Jede Nische in den zwei Räumen ist genutzt, auf der einen Fensterbank Plattdeutsch, auf einer anderen „ungewöhnliche Bücher“, Empfehlungen des Bücherei-Teams, zu dem außer Christiane Dyck als hauptamtlicher Bibliothekarin auch 14 Ehrenamtliche gehören. Die Sonderplatzierung fällt ins Auge: „Den ‚Tschick‘ würde ich gern mitnehmen“, sagt eine Leserin, die gerade hereingekommen ist. „Aber bitte gerne“, erwidert Dyck. Ein bisschen erinnert die „Warenpräsentation“ an Supermärkte. „Genau“, sagt Dyck, „die Menschen sind immer mehr visuell orientiert.“ Die ehrenamtlichen Mitarbeiter sind außerdem angehalten, Bücher zu lesen und zu empfehlen. Diese Werke enthalten dann ein gelbes Empfehlungsschild.

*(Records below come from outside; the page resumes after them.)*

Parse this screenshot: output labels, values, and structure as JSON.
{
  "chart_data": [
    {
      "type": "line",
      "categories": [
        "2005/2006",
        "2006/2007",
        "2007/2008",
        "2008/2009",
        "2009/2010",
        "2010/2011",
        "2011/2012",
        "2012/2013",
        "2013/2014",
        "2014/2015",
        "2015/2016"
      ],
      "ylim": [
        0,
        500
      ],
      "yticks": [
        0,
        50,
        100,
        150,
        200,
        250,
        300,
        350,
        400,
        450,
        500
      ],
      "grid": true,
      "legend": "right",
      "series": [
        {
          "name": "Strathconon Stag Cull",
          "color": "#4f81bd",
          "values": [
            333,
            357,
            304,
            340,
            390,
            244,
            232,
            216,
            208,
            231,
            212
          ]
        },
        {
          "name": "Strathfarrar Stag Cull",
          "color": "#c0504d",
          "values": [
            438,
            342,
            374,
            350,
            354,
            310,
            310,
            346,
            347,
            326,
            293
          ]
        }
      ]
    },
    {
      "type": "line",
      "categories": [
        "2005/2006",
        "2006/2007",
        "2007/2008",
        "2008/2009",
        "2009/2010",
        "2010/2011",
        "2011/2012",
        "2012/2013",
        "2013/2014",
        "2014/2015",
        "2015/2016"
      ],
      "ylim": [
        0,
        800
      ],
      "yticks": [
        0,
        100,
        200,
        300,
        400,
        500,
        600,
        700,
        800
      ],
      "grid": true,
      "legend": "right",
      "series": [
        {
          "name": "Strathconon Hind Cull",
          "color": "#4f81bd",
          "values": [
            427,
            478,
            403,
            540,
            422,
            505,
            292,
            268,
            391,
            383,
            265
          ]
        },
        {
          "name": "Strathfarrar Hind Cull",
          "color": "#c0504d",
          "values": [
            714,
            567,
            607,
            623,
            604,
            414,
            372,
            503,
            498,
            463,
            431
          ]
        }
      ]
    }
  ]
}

Deswegen werden Lücken im Regal und an den Regalköpfen mit den Titelseiten der Bücher belegt. Als Hingucker. Zudem stehen die Regale auf Rollen, denn für Sonderveranstaltungen müssen sie umgeräumt werden. In einer Ecke steht noch die Dekoration fürs Schattentheater. Im hinteren Teil gibt es außerdem ein zweistufiges Podest in der Kinderbuchecke. Ein Schmökerparadies! „Wir wollen nicht reine Ausleihe sein. Für uns ist es auch wichtig, einen Raum zu haben, an dem sich die Menschen begegnen und aufhalten können. Kinder können sich hier auch ohne Eltern aufhalten. Und niemand ist gezwungen, ein Getränk zu kaufen“, betont Christiane Dyck. Kinder lernten hier Selbstständigkeit – sich von klein auf mit Büchern zu beschäftigen und als Schüler etwa wie man darin ein Fachthema recherchiert.

Das Erfolgsgeheimnis heißt: Büchereinutzer treffen hier vertraute Menschen an. Michaela Röhrs zum Beispiel, die für die Kinder „die Michi“ ist und ihnen Bilderbuchkino vorführt. Ohne die Ehrenamtlichen wäre die Bücherei nicht zu betreiben. Aber auch nicht ohne die Bürgerstiftung: „Es ist schön, dass jemand den Mut dazu hat“, sagt Christiane Dyck.